Mitch Daniels, who last Sunday announced he wasn't running for President, said if he had run, he would have won. To show the Morons he hadn't been cowed by them, when ABC's This Week asked whether Daniels thought he could have beaten Obama, he said, "Yes, I think so," then backtracked a bit and said, "I mean, no one can know."

But as Moronic as Palin, Bachmann, Santorum and Daniels might be, it was House Majority Leader Eric Cantor (R-VA) who was insisting on making the most Moronic statements of all.

For days since a massive tornado ripped through Joplin, Missouri, Cantor has been insisting that any disaster relief to tornado-ravaged towns and cities must be offset by cuts elsewhere.
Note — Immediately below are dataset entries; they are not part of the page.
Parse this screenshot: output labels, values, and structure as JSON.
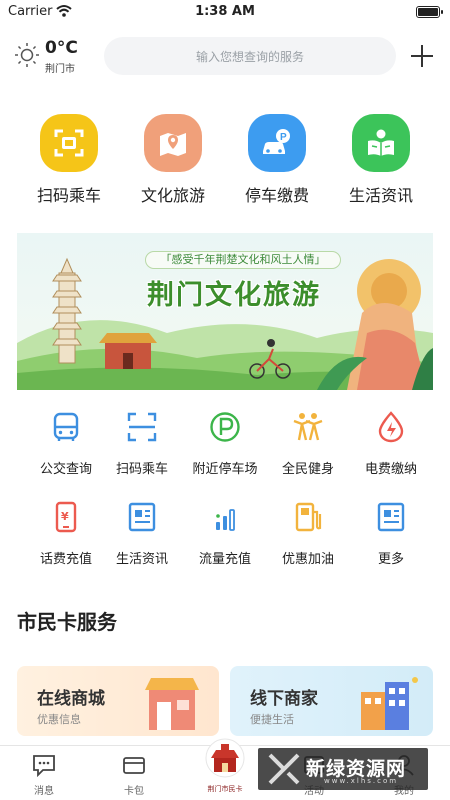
{
  "status_bar": {
    "carrier": "Carrier",
    "time": "1:38 AM"
  },
  "header": {
    "temperature": "0°C",
    "city": "荆门市",
    "search_placeholder": "输入您想查询的服务",
    "weather_icon": "sun-icon",
    "add_icon": "plus-icon"
  },
  "main_services": [
    {
      "label": "扫码乘车",
      "icon": "scan-icon",
      "color": "#f5c518"
    },
    {
      "label": "文化旅游",
      "icon": "map-icon",
      "color": "#f0a07a"
    },
    {
      "label": "停车缴费",
      "icon": "parking-car-icon",
      "color": "#3d9cf0"
    },
    {
      "label": "生活资讯",
      "icon": "reading-person-icon",
      "color": "#3cc45a"
    }
  ],
  "banner": {
    "subtitle": "「感受千年荆楚文化和风土人情」",
    "title": "荆门文化旅游"
  },
  "grid_services": [
    {
      "label": "公交查询",
      "icon": "bus-icon"
    },
    {
      "label": "扫码乘车",
      "icon": "scan-icon"
    },
    {
      "label": "附近停车场",
      "icon": "parking-icon"
    },
    {
      "label": "全民健身",
      "icon": "fitness-icon"
    },
    {
      "label": "电费缴纳",
      "icon": "electricity-icon"
    },
    {
      "label": "话费充值",
      "icon": "phone-bill-icon"
    },
    {
      "label": "生活资讯",
      "icon": "news-icon"
    },
    {
      "label": "流量充值",
      "icon": "data-bars-icon"
    },
    {
      "label": "优惠加油",
      "icon": "fuel-icon"
    },
    {
      "label": "更多",
      "icon": "more-icon"
    }
  ],
  "section": {
    "title": "市民卡服务"
  },
  "cards": [
    {
      "title": "在线商城",
      "subtitle": "优惠信息",
      "icon": "shop-icon"
    },
    {
      "title": "线下商家",
      "subtitle": "便捷生活",
      "icon": "store-buildings-icon"
    }
  ],
  "tabs": [
    {
      "label": "消息",
      "icon": "message-icon"
    },
    {
      "label": "卡包",
      "icon": "wallet-icon"
    },
    {
      "label": "荆门市民卡",
      "icon": "citizen-card-logo-icon"
    },
    {
      "label": "活动",
      "icon": "activity-icon"
    },
    {
      "label": "我的",
      "icon": "profile-icon"
    }
  ],
  "watermark": {
    "text": "新绿资源网",
    "url": "www.xlhs.com"
  }
}
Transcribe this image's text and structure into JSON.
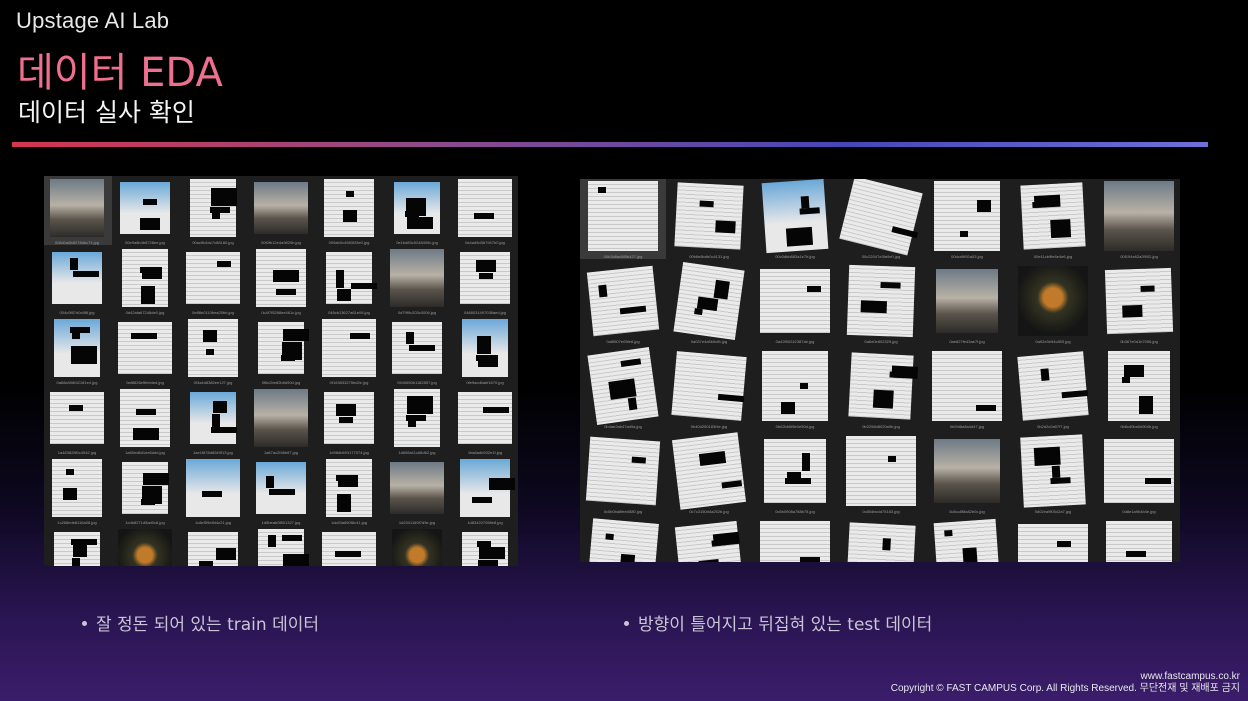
{
  "header": {
    "brand": "Upstage AI Lab",
    "title": "데이터 EDA",
    "subtitle": "데이터 실사 확인"
  },
  "colors": {
    "title": "#ef6f8e",
    "rule_start": "#d4354f",
    "rule_end": "#7070d8"
  },
  "train_panel": {
    "files": [
      "008d1a6b8278dbc74.jpg",
      "00e9a8b4b8728ee.jpg",
      "00ac5b4dc7c88180.jpg",
      "00f0fb12e4a9820b.jpg",
      "009ab0c4983f28e0.jpg",
      "0e1bd83c5248405c.jpg",
      "0a4ad5d367947b0.jpg",
      "004c0f87d0c8f8.jpg",
      "0d42afa67248de0.jpg",
      "0e88e0110bea20bb.jpg",
      "0c4f7f5288ee461c.jpg",
      "048cb13627a61e08.jpg",
      "0d79f9c203c0006.jpg",
      "0488031497038aed.jpg",
      "0a68a908f42181e4.jpg",
      "0af8826e5feb4ed.jpg",
      "0f3a4d8382ee127.jpg",
      "0f6c2be82b8d90d.jpg",
      "0f163833275bd2e.jpg",
      "0540650b1182857.jpg",
      "0fe9acd6abf1870.jpg",
      "1a483828f0c4542.jpg",
      "1a80ed8d1ee6ddd.jpg",
      "1ae1f878d8949f13.jpg",
      "1a67ac2f48e87.jpg",
      "1d98db893177074.jpg",
      "1d698a11c68d62.jpg",
      "1ba6adb932e1f.jpg",
      "1c268ede8116a08.jpg",
      "1cdb8271d5ad0c8.jpg",
      "1c8ef59e8d4c21.jpg",
      "1d5beab0f801327.jpg",
      "1dc83a850f8c41.jpg",
      "1d2041169f7d9e.jpg",
      "1d834207058e8.jpg",
      "1e4a7e1b2c31.jpg",
      "1e9bcf1d2a47.jpg",
      "1f0a8e3c22b1.jpg",
      "1f3b6c0e9d15.jpg",
      "1f5a2e8d0c74.jpg",
      "1f8d3a6e21c9.jpg",
      "1fa0c4b7d3e2.jpg"
    ]
  },
  "test_panel": {
    "files": [
      "00b3d8ad8f5b427.jpg",
      "00b6e8bdb0c4131.jpg",
      "00c0dbb883a1e7b.jpg",
      "00c22047e3fa9e0.jpg",
      "00dcd9f92a53.jpg",
      "00e11cb9fe8e4e6.jpg",
      "00f194e62a2f902.jpg",
      "0a8f607e05fe8.jpg",
      "0a037e4a5b5df4.jpg",
      "0a42f50242387ab.jpg",
      "0a6d0e802325.jpg",
      "0ae827fe43ae7f.jpg",
      "0a92e3e54c853.jpg",
      "0b367e0d1b7056.jpg",
      "0b4ae2ab47ad9a.jpg",
      "0b40d250183f4e.jpg",
      "0b02bb5f8e0e50d.jpg",
      "0b2258d8020a9b.jpg",
      "0b2fd8a8a4d47.jpg",
      "0b2d2c0a97f7.jpg",
      "0b8cd0ba0d904b.jpg",
      "0c5b0ba8fee0880.jpg",
      "0c7c3150d4a252b.jpg",
      "0c6b0908a788b78.jpg",
      "0c80dbcdd75183.jpg",
      "0c8cc8f8a82b0c.jpg",
      "0d02ea9f0542a7.jpg",
      "0d8e1a9b4b4e.jpg",
      "0d9a1c2e4f3b.jpg",
      "0da4e7b2c1f8.jpg",
      "0db3c5e8a2d1.jpg",
      "0dc6a9e3f4b2.jpg",
      "0dd2e8b4c7a1.jpg",
      "0de5f1a3b9c6.jpg",
      "0df8c2e6a4b3.jpg"
    ]
  },
  "captions": {
    "train": "잘 정돈 되어 있는 train 데이터",
    "test": "방향이 틀어지고 뒤집혀 있는 test 데이터"
  },
  "footer": {
    "url": "www.fastcampus.co.kr",
    "copyright": "Copyright © FAST CAMPUS Corp. All Rights Reserved. 무단전재 및 재배포 금지"
  }
}
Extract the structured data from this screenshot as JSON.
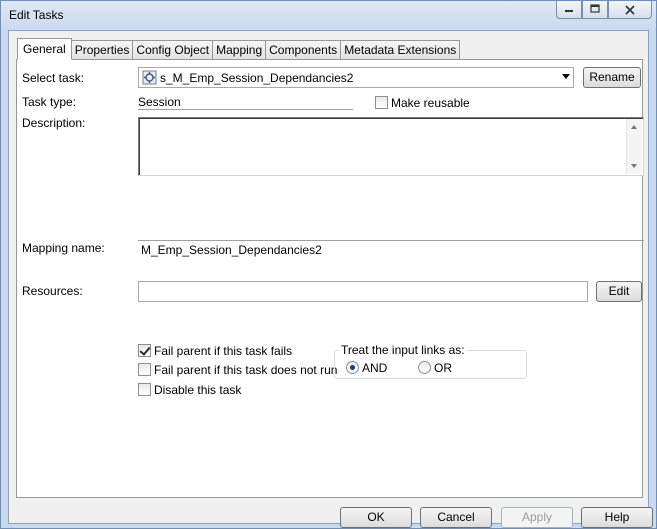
{
  "window": {
    "title": "Edit Tasks",
    "minimize_glyph": "▭",
    "maximize_glyph": "▢",
    "close_glyph": "✕"
  },
  "tabs": [
    {
      "label": "General",
      "active": true
    },
    {
      "label": "Properties"
    },
    {
      "label": "Config Object"
    },
    {
      "label": "Mapping"
    },
    {
      "label": "Components"
    },
    {
      "label": "Metadata Extensions"
    }
  ],
  "general": {
    "select_task_label": "Select task:",
    "select_task_value": "s_M_Emp_Session_Dependancies2",
    "rename_button": "Rename",
    "task_type_label": "Task type:",
    "task_type_value": "Session",
    "make_reusable_label": "Make reusable",
    "make_reusable_checked": false,
    "description_label": "Description:",
    "description_value": "",
    "mapping_name_label": "Mapping name:",
    "mapping_name_value": "M_Emp_Session_Dependancies2",
    "resources_label": "Resources:",
    "resources_value": "",
    "edit_button": "Edit",
    "fail_parent_if_fails_label": "Fail parent if this task fails",
    "fail_parent_if_fails_checked": true,
    "fail_parent_if_not_run_label": "Fail parent if this task does not run",
    "fail_parent_if_not_run_checked": false,
    "disable_task_label": "Disable this task",
    "disable_task_checked": false,
    "input_links_title": "Treat the input links as:",
    "and_label": "AND",
    "or_label": "OR",
    "input_links_value": "AND"
  },
  "footer": {
    "ok": "OK",
    "cancel": "Cancel",
    "apply": "Apply",
    "help": "Help"
  },
  "colors": {
    "window_frame": "#c9d9ee",
    "panel": "#ffffff",
    "face": "#f0f0f0"
  },
  "icons": {
    "task_combo": "session-task-icon"
  }
}
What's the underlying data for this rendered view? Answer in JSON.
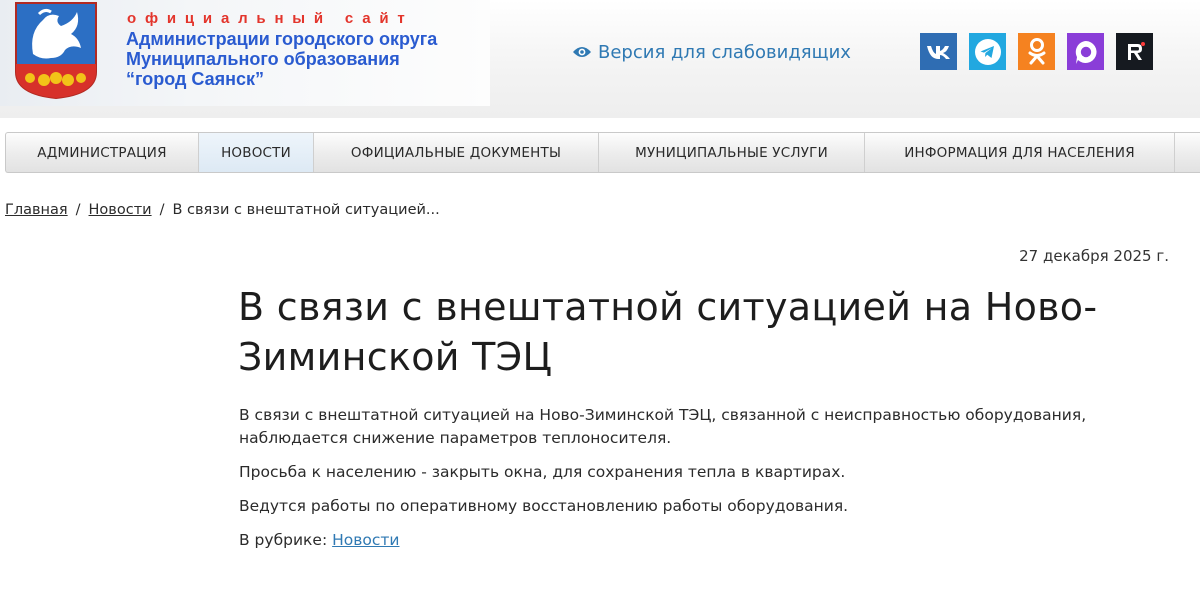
{
  "header": {
    "site_tag": "официальный сайт",
    "site_name_lines": [
      "Администрации городского округа",
      "Муниципального образования",
      "“город Саянск”"
    ],
    "low_vision_label": "Версия для слабовидящих",
    "socials": [
      {
        "name": "vk",
        "color": "#2f6db3"
      },
      {
        "name": "telegram",
        "color": "#22a8e0"
      },
      {
        "name": "odnoklassniki",
        "color": "#f58220"
      },
      {
        "name": "max",
        "color": "#8a3dd8"
      },
      {
        "name": "rutube",
        "color": "#161a20"
      }
    ]
  },
  "nav": {
    "items": [
      {
        "label": "АДМИНИСТРАЦИЯ",
        "active": false
      },
      {
        "label": "НОВОСТИ",
        "active": true
      },
      {
        "label": "ОФИЦИАЛЬНЫЕ ДОКУМЕНТЫ",
        "active": false
      },
      {
        "label": "МУНИЦИПАЛЬНЫЕ УСЛУГИ",
        "active": false
      },
      {
        "label": "ИНФОРМАЦИЯ ДЛЯ НАСЕЛЕНИЯ",
        "active": false
      },
      {
        "label": "",
        "active": false
      }
    ]
  },
  "breadcrumb": {
    "home": "Главная",
    "section": "Новости",
    "current": "В связи с внештатной ситуацией...",
    "separator": "/"
  },
  "article": {
    "date": "27 декабря 2025 г.",
    "title": "В связи с внештатной ситуацией на Ново-Зиминской ТЭЦ",
    "paragraphs": [
      "В связи с внештатной ситуацией на Ново-Зиминской ТЭЦ, связанной с неисправностью оборудования, наблюдается снижение параметров теплоносителя.",
      "Просьба к населению - закрыть окна, для сохранения тепла в квартирах.",
      "Ведутся работы по оперативному восстановлению работы оборудования."
    ],
    "rubric_label": "В рубрике:",
    "rubric_link": "Новости"
  },
  "colors": {
    "accent_blue": "#2a5bd0",
    "tag_red": "#e3352c",
    "link_blue": "#2f79b3"
  }
}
Sunday, he told CBS' Face the Nation, "...Families don't have unlimited money, and really, neither does the federal government."

As Cantor is committed to slashing taxes on the very rich by another 10%, by "offsets" he means slashing even more from vital services like education and health care every American depends on.

Seeing how Missouri already gets about $1.40 from the federal government for every $1 the state raises in federal taxes, it seems like the Show Me state is already causing painful offsets in places like California, which gets something like $.78 for every dollar it sends Washington. Cantor would certainly like to see California and New York ($.79 per dollar) and New Jersey ($.61 per dollar) and other Blue states saddled with more offsets so money can be poured into rebuilding Missouri, Alabama ($1.66 per dollar), Mississippi ($2.02 per dollar) and other weather-battered Red States.

Actually, when you parse his words that way, Cantor seems less Moronic and more just another mainstream Republican scheming to destroy America the old-fashioned way: More tax cuts for the ultra-rich, paid for with more service cuts for everyone else.